For those very few not yet in the know, here’s a sketch of a recap: Turner voiced his disdain about renaming the adjoined Georgia Health Sciences and Augusta State universities. Specifically, he aimed his wrath – it was fairly good-natured as far as wrath goes – at GHSU’s Ricardo Azziz and Kessel Stelling of Syno­vus Bank. Stelling is an Augus­ta native and a member of the Board
of Regents of the Uni­ver­si­ty System of Georgia.

Turner talked to me about an e-mail he received from the Columbia Coun­ty Exchange Club, an e-mail that demanded he apologize. Turner, quite rightfully, severed ties with the Exchange Club, and the club – also quite rightfully – apologized to Turner for sending a missive that they considered ambiguous and misunderstood.

I found the whole episode, the whole discussion of what is proper and right, curious. Do I find it odd because I consider Turner an honorable man? No. I do, but that has nothing to do with this. Do I find it odd because I consider the Exchange Club an honorable institution? No, but again I am in agreement.

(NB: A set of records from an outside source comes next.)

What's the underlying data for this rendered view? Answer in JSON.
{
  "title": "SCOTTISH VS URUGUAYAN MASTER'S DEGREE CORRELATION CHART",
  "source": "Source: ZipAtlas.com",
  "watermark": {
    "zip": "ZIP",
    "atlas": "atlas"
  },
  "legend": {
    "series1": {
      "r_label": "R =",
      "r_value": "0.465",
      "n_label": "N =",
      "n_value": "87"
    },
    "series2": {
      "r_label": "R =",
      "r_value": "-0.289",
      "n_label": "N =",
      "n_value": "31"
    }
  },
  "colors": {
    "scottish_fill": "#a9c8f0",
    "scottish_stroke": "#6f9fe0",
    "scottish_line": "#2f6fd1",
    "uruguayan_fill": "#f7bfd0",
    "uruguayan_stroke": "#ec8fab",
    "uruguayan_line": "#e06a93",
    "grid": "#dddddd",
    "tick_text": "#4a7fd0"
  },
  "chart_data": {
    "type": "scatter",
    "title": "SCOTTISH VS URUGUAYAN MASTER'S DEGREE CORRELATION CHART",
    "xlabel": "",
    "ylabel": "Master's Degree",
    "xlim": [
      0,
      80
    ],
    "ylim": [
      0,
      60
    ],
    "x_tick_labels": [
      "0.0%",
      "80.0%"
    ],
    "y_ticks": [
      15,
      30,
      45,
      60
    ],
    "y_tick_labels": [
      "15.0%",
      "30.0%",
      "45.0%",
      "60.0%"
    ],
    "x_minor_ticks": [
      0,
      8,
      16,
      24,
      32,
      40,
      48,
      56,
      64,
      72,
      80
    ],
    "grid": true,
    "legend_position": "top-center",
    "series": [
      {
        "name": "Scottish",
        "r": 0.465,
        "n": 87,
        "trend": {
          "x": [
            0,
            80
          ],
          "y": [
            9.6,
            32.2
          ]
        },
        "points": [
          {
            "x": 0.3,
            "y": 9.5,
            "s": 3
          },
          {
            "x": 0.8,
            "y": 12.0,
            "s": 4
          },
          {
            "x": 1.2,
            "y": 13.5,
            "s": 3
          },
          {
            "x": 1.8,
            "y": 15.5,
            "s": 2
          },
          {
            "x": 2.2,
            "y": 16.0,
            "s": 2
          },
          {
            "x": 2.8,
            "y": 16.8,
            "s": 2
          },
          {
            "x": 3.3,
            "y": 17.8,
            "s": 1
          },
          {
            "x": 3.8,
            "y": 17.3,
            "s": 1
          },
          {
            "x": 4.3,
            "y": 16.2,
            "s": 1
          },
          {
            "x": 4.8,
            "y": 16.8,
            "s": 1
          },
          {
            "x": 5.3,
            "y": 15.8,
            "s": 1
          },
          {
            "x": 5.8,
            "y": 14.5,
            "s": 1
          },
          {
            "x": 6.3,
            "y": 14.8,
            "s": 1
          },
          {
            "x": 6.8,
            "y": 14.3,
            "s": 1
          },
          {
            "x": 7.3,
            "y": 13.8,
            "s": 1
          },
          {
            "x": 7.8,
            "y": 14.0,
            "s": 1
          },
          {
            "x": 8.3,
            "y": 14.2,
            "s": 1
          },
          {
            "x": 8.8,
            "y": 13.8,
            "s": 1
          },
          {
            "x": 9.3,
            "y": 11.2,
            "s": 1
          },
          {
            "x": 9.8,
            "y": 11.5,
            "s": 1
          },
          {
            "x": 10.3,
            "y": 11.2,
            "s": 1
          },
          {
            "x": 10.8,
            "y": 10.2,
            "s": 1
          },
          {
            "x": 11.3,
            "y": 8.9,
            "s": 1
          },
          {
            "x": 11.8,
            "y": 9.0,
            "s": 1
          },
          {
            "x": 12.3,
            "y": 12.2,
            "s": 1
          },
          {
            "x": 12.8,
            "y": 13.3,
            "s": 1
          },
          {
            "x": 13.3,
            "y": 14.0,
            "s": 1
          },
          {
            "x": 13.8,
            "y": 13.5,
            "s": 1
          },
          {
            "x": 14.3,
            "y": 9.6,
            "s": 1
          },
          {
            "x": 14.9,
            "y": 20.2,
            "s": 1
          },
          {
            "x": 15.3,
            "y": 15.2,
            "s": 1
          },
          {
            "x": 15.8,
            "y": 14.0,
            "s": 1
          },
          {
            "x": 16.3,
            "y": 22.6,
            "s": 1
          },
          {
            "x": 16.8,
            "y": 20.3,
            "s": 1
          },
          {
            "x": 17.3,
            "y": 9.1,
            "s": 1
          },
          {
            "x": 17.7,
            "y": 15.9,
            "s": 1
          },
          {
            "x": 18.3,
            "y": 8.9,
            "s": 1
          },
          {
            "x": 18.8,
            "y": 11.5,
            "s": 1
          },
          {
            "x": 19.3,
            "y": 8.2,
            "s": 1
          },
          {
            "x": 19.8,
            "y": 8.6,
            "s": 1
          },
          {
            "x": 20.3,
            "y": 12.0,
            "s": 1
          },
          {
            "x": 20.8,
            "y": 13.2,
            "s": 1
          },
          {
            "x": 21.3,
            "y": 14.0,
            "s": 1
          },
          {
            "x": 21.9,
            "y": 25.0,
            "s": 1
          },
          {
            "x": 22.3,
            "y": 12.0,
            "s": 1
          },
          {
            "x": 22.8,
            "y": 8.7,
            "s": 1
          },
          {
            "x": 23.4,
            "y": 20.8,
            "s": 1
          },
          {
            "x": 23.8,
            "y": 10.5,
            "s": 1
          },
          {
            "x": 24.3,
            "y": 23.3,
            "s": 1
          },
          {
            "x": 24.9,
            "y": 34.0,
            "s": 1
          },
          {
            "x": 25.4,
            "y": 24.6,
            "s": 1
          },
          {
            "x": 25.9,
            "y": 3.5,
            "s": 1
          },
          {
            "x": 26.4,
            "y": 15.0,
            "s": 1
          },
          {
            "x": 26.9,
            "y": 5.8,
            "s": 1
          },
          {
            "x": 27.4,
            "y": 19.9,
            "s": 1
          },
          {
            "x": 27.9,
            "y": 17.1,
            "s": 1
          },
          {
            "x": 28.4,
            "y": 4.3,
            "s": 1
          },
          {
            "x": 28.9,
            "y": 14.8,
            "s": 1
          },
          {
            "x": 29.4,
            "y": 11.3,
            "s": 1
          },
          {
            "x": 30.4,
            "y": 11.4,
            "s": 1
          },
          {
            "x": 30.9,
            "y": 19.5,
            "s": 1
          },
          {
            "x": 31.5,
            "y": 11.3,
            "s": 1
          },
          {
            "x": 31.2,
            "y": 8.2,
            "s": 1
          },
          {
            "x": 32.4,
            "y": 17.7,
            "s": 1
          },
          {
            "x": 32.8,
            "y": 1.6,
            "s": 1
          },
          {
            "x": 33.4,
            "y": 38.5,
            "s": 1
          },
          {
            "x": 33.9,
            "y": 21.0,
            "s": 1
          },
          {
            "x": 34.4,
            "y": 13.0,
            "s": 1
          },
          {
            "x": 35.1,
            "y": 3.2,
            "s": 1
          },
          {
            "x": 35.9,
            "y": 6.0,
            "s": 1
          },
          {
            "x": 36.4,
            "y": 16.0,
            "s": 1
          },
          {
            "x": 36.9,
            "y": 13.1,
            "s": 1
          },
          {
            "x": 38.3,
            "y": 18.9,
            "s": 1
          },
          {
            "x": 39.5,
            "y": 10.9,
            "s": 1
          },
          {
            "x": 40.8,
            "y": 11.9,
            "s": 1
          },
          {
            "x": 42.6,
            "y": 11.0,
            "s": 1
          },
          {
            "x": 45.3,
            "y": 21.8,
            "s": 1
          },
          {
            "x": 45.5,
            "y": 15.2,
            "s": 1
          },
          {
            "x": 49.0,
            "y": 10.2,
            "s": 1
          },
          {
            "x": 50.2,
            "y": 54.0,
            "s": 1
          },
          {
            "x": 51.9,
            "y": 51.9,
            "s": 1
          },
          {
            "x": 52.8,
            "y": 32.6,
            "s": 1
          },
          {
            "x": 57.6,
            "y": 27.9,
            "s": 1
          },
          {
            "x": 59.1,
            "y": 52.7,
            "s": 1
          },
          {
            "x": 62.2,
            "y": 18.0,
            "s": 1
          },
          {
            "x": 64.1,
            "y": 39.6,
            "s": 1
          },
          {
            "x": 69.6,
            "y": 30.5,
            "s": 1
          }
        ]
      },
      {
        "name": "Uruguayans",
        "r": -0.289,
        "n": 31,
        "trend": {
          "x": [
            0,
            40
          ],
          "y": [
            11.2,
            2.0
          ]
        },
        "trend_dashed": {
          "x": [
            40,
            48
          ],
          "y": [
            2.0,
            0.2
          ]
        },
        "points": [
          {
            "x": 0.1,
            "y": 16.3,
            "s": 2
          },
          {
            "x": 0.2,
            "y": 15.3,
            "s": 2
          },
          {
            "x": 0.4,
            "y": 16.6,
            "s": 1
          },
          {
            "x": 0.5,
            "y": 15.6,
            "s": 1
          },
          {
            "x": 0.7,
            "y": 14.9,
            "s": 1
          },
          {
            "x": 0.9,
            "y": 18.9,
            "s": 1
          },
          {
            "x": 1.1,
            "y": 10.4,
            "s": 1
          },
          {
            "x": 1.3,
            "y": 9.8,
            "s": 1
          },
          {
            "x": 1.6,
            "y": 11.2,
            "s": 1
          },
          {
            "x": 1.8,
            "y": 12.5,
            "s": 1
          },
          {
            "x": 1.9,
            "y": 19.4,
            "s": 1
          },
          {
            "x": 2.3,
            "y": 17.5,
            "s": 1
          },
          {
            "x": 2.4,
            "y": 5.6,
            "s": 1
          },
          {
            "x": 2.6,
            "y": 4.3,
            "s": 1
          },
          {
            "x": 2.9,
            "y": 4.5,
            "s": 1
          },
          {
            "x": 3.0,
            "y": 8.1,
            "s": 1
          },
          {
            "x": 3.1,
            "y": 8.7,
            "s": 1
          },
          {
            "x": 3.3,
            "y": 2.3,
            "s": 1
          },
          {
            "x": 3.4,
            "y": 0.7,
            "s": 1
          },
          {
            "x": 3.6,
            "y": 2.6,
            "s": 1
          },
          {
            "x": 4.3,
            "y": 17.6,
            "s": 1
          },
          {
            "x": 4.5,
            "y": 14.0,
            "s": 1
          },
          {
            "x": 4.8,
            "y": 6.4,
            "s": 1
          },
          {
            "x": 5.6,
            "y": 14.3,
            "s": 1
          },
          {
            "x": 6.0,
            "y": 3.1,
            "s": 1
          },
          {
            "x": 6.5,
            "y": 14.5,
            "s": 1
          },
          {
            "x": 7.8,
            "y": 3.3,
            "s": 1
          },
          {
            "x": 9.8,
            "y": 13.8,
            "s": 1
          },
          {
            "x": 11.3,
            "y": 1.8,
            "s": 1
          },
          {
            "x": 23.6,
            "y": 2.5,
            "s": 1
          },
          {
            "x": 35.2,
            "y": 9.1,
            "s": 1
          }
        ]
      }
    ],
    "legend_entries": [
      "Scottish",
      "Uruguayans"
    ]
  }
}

I find it odd because we are talking about a rock show.

Rock ’n’ roll, when done right and well, is the music of dissent. It’s the soundtrack of tirades. You can’t have rock ’n’ roll without commentary because rock ’n’ roll, by its very nature, is commentary.

Look, I’m not going to pretend that the Number 9 shows are organized as musical manifestos. They are pretty innocuous. The band’s sets tend to run heavy on love songs and light on angry anthems. There’s no turn toward black metal, and the nearly always jovial Turner has never once spit blood or indulged in an Ozzy-style bat snack. But he is playing rock music. The rock music that has always enjoyed healthy helpings of passion and, yes, protest.

The surprise isn’t that Turner, a rock musician and scholar, said something slightly controversial. The surprise is that it took him six years and scores of live performances to get around to it.

It will be interesting, moving forward, to see how things play out for the Number 9 concerts. By separating from the Exchange Club – which also handled a lot of the production aspects of the show – Turner and his band find themselves at a crossroads. I know the plan is to move forward, to become an independent unit staging, promoting and performing. The elimination of the middle man, however, means a lot of additional responsibility for people who have previously been allowed to concentrate on show business and not the business of the show.

Freedom has its price. Turner seems prepared to pay it. I’m glad. He is a man who needs to keep rocking, talking and reminding people that the two activities are not mutually exclusive.